I wish someone had told me it was okay to use you in any way that worked for me —regardless of your creator’s original intentions.
I wish someone had given me permission to burn you and all your friends if you didn’t work for my child’s needs; to try something new and then to keep trying new things until I found what worked for us with no guilt.
I wish someone had given me permission to free myself of all y’all and just enjoy my children and enjoy teaching them.
I wish I hadn’t been your slave for so long.
I wish someone had told me that our best learning would happen apart from you and that you were a self-imposed prison that I could free myself from.
I wish I had revolted a long time ago and ignored that voice in my head that said that you were “the right way” to educate my children.

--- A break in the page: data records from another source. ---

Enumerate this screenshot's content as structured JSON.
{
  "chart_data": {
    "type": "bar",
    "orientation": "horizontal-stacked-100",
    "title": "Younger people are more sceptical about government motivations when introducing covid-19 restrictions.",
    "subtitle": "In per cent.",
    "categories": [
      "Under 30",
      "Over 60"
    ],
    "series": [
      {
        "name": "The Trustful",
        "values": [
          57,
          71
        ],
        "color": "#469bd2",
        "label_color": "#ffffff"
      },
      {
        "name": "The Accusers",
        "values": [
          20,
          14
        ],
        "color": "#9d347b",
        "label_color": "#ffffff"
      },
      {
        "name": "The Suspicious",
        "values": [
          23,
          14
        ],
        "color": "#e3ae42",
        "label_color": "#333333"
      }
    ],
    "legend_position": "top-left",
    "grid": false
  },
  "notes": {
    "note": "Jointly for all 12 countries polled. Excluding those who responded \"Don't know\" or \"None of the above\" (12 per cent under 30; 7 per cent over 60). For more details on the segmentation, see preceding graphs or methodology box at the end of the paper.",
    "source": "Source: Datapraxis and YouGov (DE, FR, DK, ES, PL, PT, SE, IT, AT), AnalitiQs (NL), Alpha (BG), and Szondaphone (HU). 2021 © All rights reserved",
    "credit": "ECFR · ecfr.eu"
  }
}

I wish I could free the hundreds and thousands of homeschool moms out there who are shackled to you and making their children miserable not knowing they could be free, not realizing that they can say no to any or all of your recommendations or even throw out all of you and your friends if that’s what’s best for their child!
I wish I had followed my children’s interest and preferences a long time ago instead of expecting them to conform their interest to what you were forcing upon them.
I wish I had freed myself long ago from the shame associated with not doing your plan or not completing all your pages.
I wish someone had just told me that it is entirely and wholly right for me to do what worked best for my children regardless of what you or any expert said because you do not know and love my child like I do nor are you invested in them like I am.
I wish someone had told me that it was wrong to force my child to use you if you were causing emotional and psychological damage by pushing too hard or moving too fast or making them feel like a failure.
I wish someone had told me that you-based learning, meaning book-based learning, works really well for only one type of learning style but not all learning styles.
I wish someone had told me that you are a very small part of my children’s real education, that their real education is being my apprentice in real life and that you should never trump exposure to real life situations.
Basically, I wish I had trusted my instincts as a mom over you a long, long time ago.
And, I can guarantee you, I’ll never make that mistake again.
Because, you’re not the boss of me!
You never really were —but I just didn’t know it.